È però altrettanto vero che tanti Tribunali italiani hanno condannato la Repubblica Federale Tedesca al risarcimento dei danni patiti dagli ex internati sul presupposto che la deportazione nei campi di concentramento rappresenta un crimine contro l'umanità che integra un fatto illecito ex art. 2043 c.c., imprescrittibile, il cui diritto al risarcimento del danno non può essere considerato estinto per la rinuncia espressa dallo Stato italiano nell'art. 77 del trattato di pace del 1947 (reso esecutivo con d.P.R., 28 novembre 1947 n. 1430) e nell'art. 2 dell'accordo di Bonn del 2 giugno 1961, posto che il primo è inerente alle pretese relative ai danni materiali e non ricomprende anche quelli morali mentre l'ambito applicativo del secondo è sulle questioni economiche pendenti e non su quelle ancora non pendenti al momento della stipula (Tribunale di Firenze 6 luglio 2015 n. 2469; Tribunale di Firenze, sezione II 22 febbraio 2016 che richiamano le statuizioni sul punto della Corte di Cassazione penale sez.

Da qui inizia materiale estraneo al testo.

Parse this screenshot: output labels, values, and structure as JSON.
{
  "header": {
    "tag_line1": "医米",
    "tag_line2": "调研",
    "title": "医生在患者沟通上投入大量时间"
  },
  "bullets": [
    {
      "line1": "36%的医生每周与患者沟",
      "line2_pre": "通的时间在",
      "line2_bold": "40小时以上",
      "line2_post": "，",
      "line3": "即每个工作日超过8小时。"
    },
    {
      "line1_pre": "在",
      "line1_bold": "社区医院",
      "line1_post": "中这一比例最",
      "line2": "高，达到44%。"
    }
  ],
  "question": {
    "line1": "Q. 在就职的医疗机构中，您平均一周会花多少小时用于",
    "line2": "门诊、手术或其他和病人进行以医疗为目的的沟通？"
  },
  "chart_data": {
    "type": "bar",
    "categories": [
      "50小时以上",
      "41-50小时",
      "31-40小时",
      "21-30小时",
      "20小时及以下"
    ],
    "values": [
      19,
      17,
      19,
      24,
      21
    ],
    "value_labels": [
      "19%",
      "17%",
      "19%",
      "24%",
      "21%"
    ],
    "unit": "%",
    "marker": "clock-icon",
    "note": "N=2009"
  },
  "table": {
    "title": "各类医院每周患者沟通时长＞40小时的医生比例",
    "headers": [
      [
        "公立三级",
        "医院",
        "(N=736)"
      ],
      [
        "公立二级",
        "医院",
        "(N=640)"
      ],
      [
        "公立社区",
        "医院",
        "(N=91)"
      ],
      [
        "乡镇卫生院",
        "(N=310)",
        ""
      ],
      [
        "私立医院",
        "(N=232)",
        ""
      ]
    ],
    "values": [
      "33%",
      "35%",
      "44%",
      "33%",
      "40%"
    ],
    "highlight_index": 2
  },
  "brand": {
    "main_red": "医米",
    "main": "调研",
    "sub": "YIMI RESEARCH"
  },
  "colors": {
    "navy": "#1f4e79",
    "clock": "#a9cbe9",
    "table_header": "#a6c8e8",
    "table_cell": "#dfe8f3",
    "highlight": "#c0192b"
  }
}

I 21.10.2008 n.1072, Tribunale di Torino sentenza 19 maggio 2010, e dalla Corte d'Appello di Firenze sentenza 11 aprile 2011 n.480).

Si apprende, peraltro, che la Repubblica Federale Tedesca sia ricorsa (per la seconda volta) alla Corte di Giustizia internazionale dell’Aja (http://www.schiavidihitler.org/, centro studi Schiavi di Hitler) contro l’Italia, proprio, guarda caso, a ridosso dell’emanazione del decreto legge, invocando nuovamente il difetto di giurisdizione dei giudici italiani, ritenendo che l’Italia non avrebbe ottemperato alla sentenza della Corte di Giustizia dell’Aja del 3 febbraio 2012 che, nell’accogliere un precedente ricorso sempre della Germania, aveva intimato all’Italia di adottare le misure necessarie perché tutte le pronunce dei propri tribunali che contravvenissero al principio consuetudinario di diritto internazionale dell’immunità degli Stati, fossero dichiarate prive di effetto.

Occorre ricordare che con la legge n. 5 del 2013 l’Italia aderì alla convenzione delle Nazioni Unite sulle immunità giurisdizionali degli Stati e dei loro beni, recependo all’articolo 3 anche il “dictat” della Corte internazionale dell’Aja, senonché con la storica sentenza della Corte Costituzionale del 22 ottobre 2014 n. 238 venne, però, dichiarata l’illegittimità costituzionale di tale norma. La Corte Costituzionale affermò, pure, in quell’occasione l’illegittimità delle norme che impediscono l’accertamento giurisdizionale delle responsabilità civili di un altro Stato nel caso di crimini di guerra e contro l’umanità commessi nel territorio nazionale, lesivi dei diritti inviolabili della persona garantiti dagli artt. 2 e 24 della Costituzione e che l’immunità degli Stati dalla giurisdizione civile degli altri Stati, generalmente riconosciuto nel diritto internazionale, non opera nel nostro ordinamento, qualora riguardi comportamenti illegittimi di uno Stato qualificabili come crimini di guerra e contro l’umanità, lesivi di diritti inviolabili della persona garantiti dalla Costituzione.

Ne seguirono numerose sentenze delle Sezioni Unite che affermarono la sussistenza della giurisdizione del giudice italiano a conoscere della questione. La Repubblica Federale Tedesca ricorre all’Aja e l’Italia è prona e teme la decisione? «Piangi che ben hai donde, Italia mia» (Giacomo Leopardi).